FINANZA E POLITICA/ Il voto
anticipato penalizza l'Italia, ecco perché
Pubblicazione:
lunedì 30 gennaio 2017
Lapresse
Le delibere
della Corte Costituzionale riassunte in un comunicato del 25 gennaio (ma di cui
non si conosce ancora il dispositivo nel suo testo integrale) hanno riacceso il
dibattito sui tempi e sui modi delle nuove elezioni: se attendere la scadenza
dell’attuale legislatura (primavera-estate 2018) o anticiparle di un anno. I
commentatori di politica si sono scatenati nell’analizzare gli obiettivi, le
motivazioni, le prospettive delle singole forze politiche. I sondaggisti e gli
statistici hanno, invece, elaborato scenari quantitativi di chi e di quale
coalizione, a legislazione quale deducibile dal deliberato della Corte (con
pochi aggiustamenti alla legge elettorale del Senato), potrebbe uscire
vincitore o perdente da una tornata elettorale anticipata. Per ora, gli esiti
delle simulazioni deludono tutti: il sistema politico è così frammentato che
tutti uscirebbero sconfitti da elezioni politiche in inizio o tarda estate
2017.
Gli
economisti hanno, sinora, tenuta la bocca chiusa. La professione non è
particolarmente abile a tracciare scenari: basti pensare che gran parte della
teoria sull’analisi di investimenti in condizioni di incertezza si basa, in
parte, su riflessioni e applicazioni effettuate, in precedenza, nelle “segrete
stanze” degli uffici studi del Pentagono (dove le “condizioni d’incertezza”

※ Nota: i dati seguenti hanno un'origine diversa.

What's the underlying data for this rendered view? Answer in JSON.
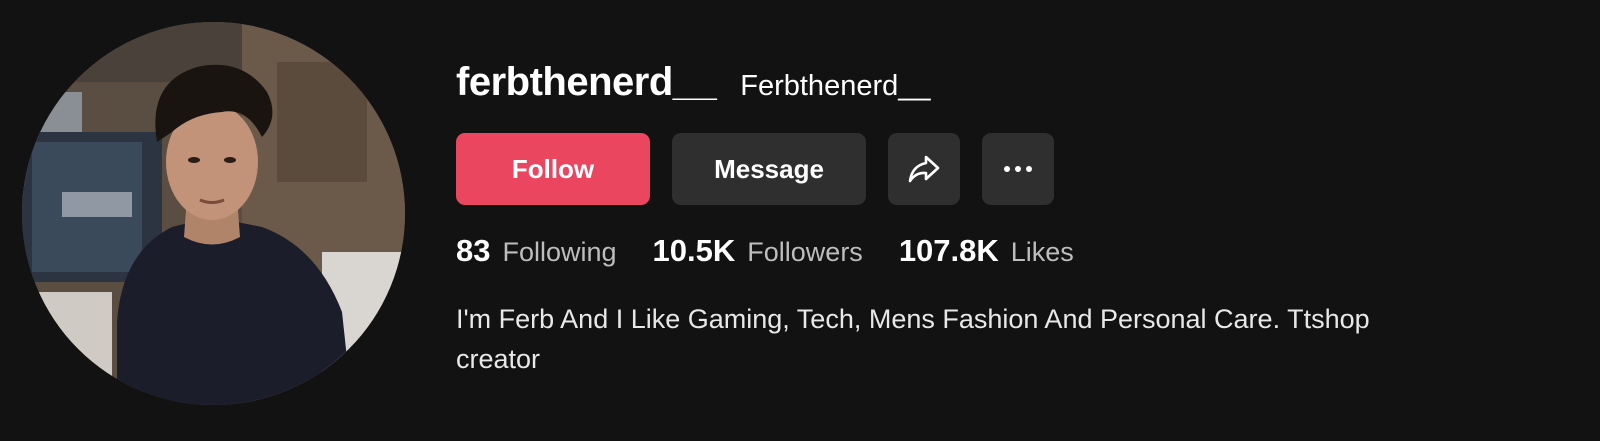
{
  "profile": {
    "username": "ferbthenerd__",
    "nickname": "Ferbthenerd__",
    "bio": "I'm Ferb And I Like Gaming, Tech, Mens Fashion And Personal Care. Ttshop creator"
  },
  "actions": {
    "follow_label": "Follow",
    "message_label": "Message",
    "share_icon": "share-arrow-icon",
    "more_icon": "more-dots-icon"
  },
  "stats": {
    "following": {
      "value": "83",
      "label": "Following"
    },
    "followers": {
      "value": "10.5K",
      "label": "Followers"
    },
    "likes": {
      "value": "107.8K",
      "label": "Likes"
    }
  },
  "colors": {
    "background": "#121212",
    "follow_button": "#EA4660",
    "secondary_button": "#2F2F2F",
    "stat_label": "#BDBDBD"
  }
}
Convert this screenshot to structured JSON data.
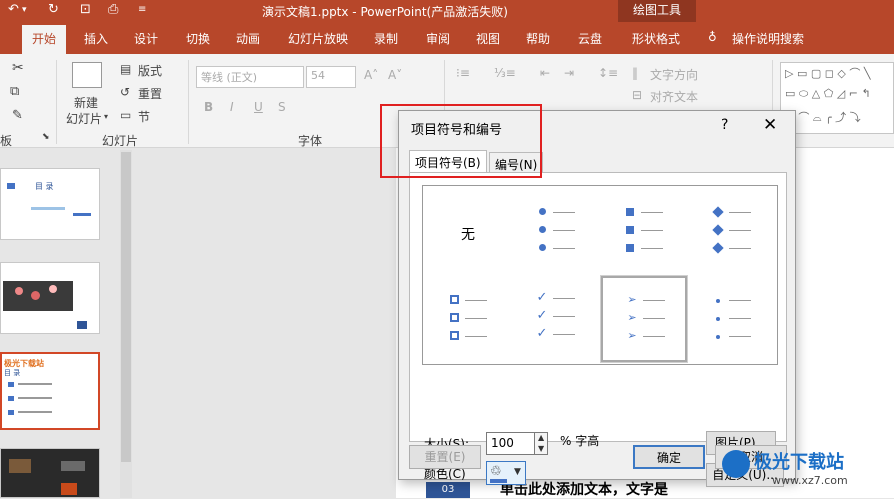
{
  "titlebar": {
    "title": "演示文稿1.pptx  -  PowerPoint(产品激活失败)",
    "drawing_tools": "绘图工具"
  },
  "tabs": [
    "开始",
    "插入",
    "设计",
    "切换",
    "动画",
    "幻灯片放映",
    "录制",
    "审阅",
    "视图",
    "帮助",
    "云盘",
    "形状格式"
  ],
  "tell_me": "操作说明搜索",
  "ribbon": {
    "clipboard_group": "板",
    "new_slide": "新建",
    "new_slide2": "幻灯片",
    "layout": "版式",
    "reset": "重置",
    "section": "节",
    "slides_group": "幻灯片",
    "font_name": "等线 (正文)",
    "font_size": "54",
    "font_group": "字体",
    "text_direction": "文字方向",
    "align_text": "对齐文本",
    "bold": "B",
    "italic": "I",
    "underline": "U",
    "strike": "S"
  },
  "thumbs": {
    "t1_title": "目    录",
    "t3_title": "极光下载站",
    "t3_sub": "目  录"
  },
  "dialog": {
    "title": "项目符号和编号",
    "help": "?",
    "close": "✕",
    "tab_bullets": "项目符号(B)",
    "tab_numbering": "编号(N)",
    "none_label": "无",
    "size_label": "大小(S):",
    "size_value": "100",
    "size_unit": "% 字高",
    "color_label": "颜色(C)",
    "picture_btn": "图片(P)...",
    "custom_btn": "自定义(U)...",
    "reset_btn": "重置(E)",
    "ok_btn": "确定",
    "cancel_btn": "取消"
  },
  "slide": {
    "number": "03",
    "text": "单击此处添加文本，文字是"
  },
  "watermark": {
    "name": "极光下载站",
    "url": "www.xz7.com"
  },
  "colors": {
    "accent": "#b7472a",
    "bullet": "#4472c4",
    "highlight_box": "#e02020"
  }
}
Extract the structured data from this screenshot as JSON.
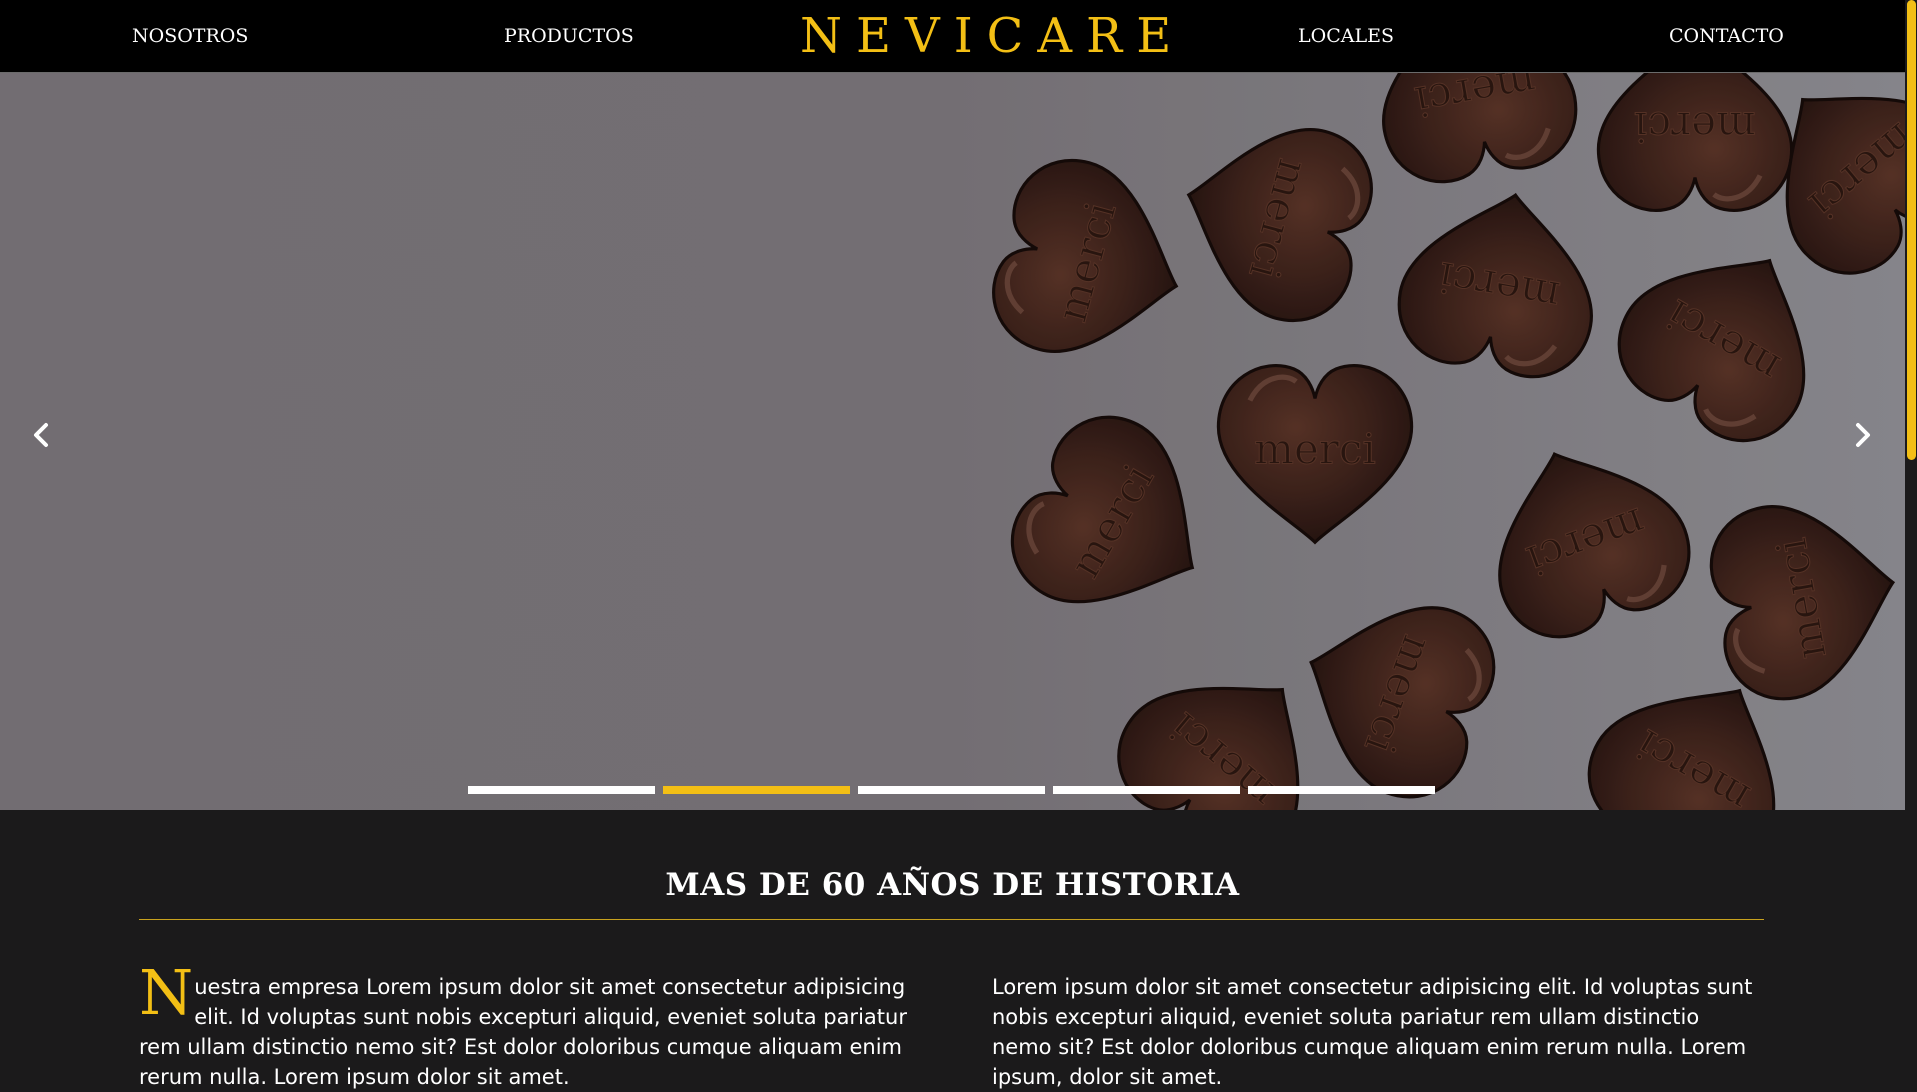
{
  "nav": {
    "nosotros": "NOSOTROS",
    "productos": "PRODUCTOS",
    "logo": "NEVICARE",
    "locales": "LOCALES",
    "contacto": "CONTACTO"
  },
  "hero": {
    "chocolate_label": "merci",
    "active_slide": 2,
    "slide_count": 5
  },
  "history": {
    "title": "MAS DE 60 AÑOS DE HISTORIA",
    "dropcap": "N",
    "left_text": "uestra empresa Lorem ipsum dolor sit amet consectetur adipisicing elit. Id voluptas sunt nobis excepturi aliquid, eveniet soluta pariatur rem ullam distinctio nemo sit? Est dolor doloribus cumque aliquam enim rerum nulla. Lorem ipsum dolor sit amet.",
    "right_text": "Lorem ipsum dolor sit amet consectetur adipisicing elit. Id voluptas sunt nobis excepturi aliquid, eveniet soluta pariatur rem ullam distinctio nemo sit? Est dolor doloribus cumque aliquam enim rerum nulla. Lorem ipsum, dolor sit amet."
  },
  "colors": {
    "accent": "#f3bf15",
    "nav_bg": "#000000",
    "section_bg": "#1b1a1b",
    "hero_bg": "#7c787c",
    "chocolate": "#3a2019"
  },
  "icons": {
    "prev": "chevron-left-icon",
    "next": "chevron-right-icon"
  }
}
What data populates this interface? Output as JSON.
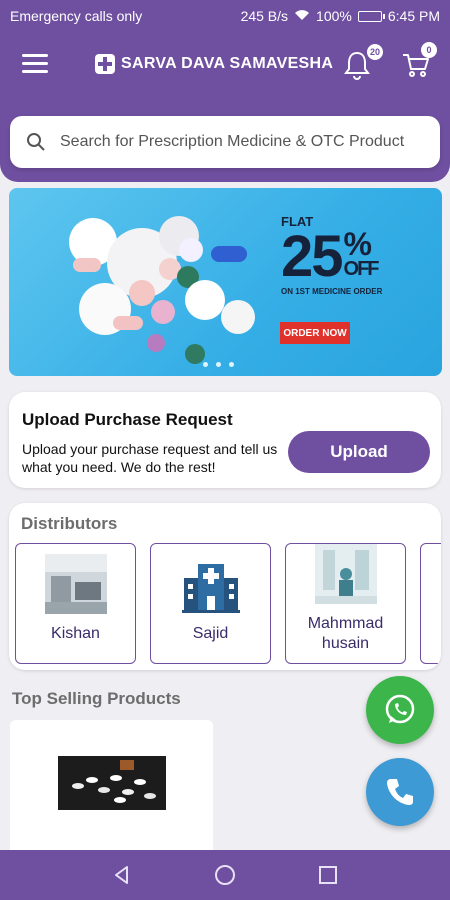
{
  "status_bar": {
    "carrier": "Emergency calls only",
    "speed": "245 B/s",
    "battery": "100%",
    "time": "6:45 PM"
  },
  "header": {
    "app_name": "SARVA DAVA SAMAVESHA",
    "notification_count": "20",
    "cart_count": "0"
  },
  "search": {
    "placeholder": "Search for Prescription Medicine & OTC Product"
  },
  "banner": {
    "flat": "FLAT",
    "percent": "25",
    "pct_sign": "%",
    "off": "OFF",
    "subtext": "ON 1ST MEDICINE ORDER",
    "cta": "ORDER NOW"
  },
  "upload": {
    "title": "Upload Purchase Request",
    "description": "Upload your purchase request and tell us what you need. We do the rest!",
    "button": "Upload"
  },
  "distributors": {
    "title": "Distributors",
    "items": [
      {
        "name": "Kishan"
      },
      {
        "name": "Sajid"
      },
      {
        "name": "Mahmmad husain"
      }
    ]
  },
  "top_selling": {
    "title": "Top Selling Products"
  },
  "colors": {
    "primary": "#6f4fa0",
    "whatsapp": "#3cb54a",
    "call": "#3d9ad4",
    "order_now": "#e0312b"
  },
  "icons": [
    "menu-icon",
    "bell-icon",
    "cart-icon",
    "search-icon",
    "hospital-icon",
    "whatsapp-icon",
    "phone-icon",
    "back-icon",
    "home-icon",
    "recents-icon"
  ]
}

sono in gran misura la norma). Gli economisti, però, hanno una teoria solida da
cui si possono dedurre alcune conclusioni pertinenti alla domanda che ci siamo
posti.
Consideriamo,
in primo luogo, il contesto internazionale: ci sono segni di ripresa, ma anche
di un riassetto geopolitico (un rapporto più stretto tra Stati Uniti e Gran
Bretagna - dopo la decisione relativa alla Brexit- e tra Stati Uniti e
Federazione Russa) e una ripresa del protezionismo. Questi due elementi
potrebbero rallentare la ripresa di un’Unione europea che al suo interno appare
sempre più divisa, anche su temi fondanti (come l’unione monetaria) e “ospita”
nel seno dei suoi maggiori Paesi forti movimenti antieuropeisti. Le previsioni
per il 2017 mostrano l’Italia come il fanalino di coda dell’unione monetaria,
con un tasso di crescita inferiore a quello della Grecia. E, per di più, è a
rischio di procedura d’infrazione da parte dell’Ue.
Il consenso
di numerosi economisti (tanto italiani quanto stranieri) è che, unitamente
all’elevato debito pubblico - sia in valore assoluto sia in rapporto al Pil - e
alla produttività ferma ai livelli di quindici anni fa, l’Italia è rallentata
dalla “distrazione di massa” dalle riforme economiche strutturali (concorrenza,
8.000 aziende a partecipazione pubblica, mercato del lavoro, una politica di
innovazione che dedica risorse più ai perdenti che ai potenziali vincitori, un
sistema bancario simile a un colabrodo) per dedicare invece attenzione a
riforme istituzionali mal concepite e sonoramente bocciate al referendum dai
cittadini.
Le forze
politiche che più premono per elezioni anticipate dovrebbero ammettere che si
tratterebbe di un’altra “distrazione di massa” che distoglierebbe la politica e
i cittadini dalle effettive riforme economiche realmente urgenti per porre
l’attenzione su una nuova, combattutissima, campagna elettorale. È normale che
in questa situazione economica e occupazionale i movimenti di opposizione
anelino a elezioni nella convinzione che l’elettorato dia loro consensi. È
difficile comprendere la posizione del leader del Pd alla ricerca di una
rivincita. Dopo la battaglia di Austerlitz, quando tutte le teste coronate
d’Europa si inchinarono a Napoleone, Talleyrand sussurrò all’orecchio
dell’Imperatore: “Maestà, la prima battaglia che perdi tutti saranno contro di
te”. Perché cerca Waterloo, e Sant’Elena, tanto presto?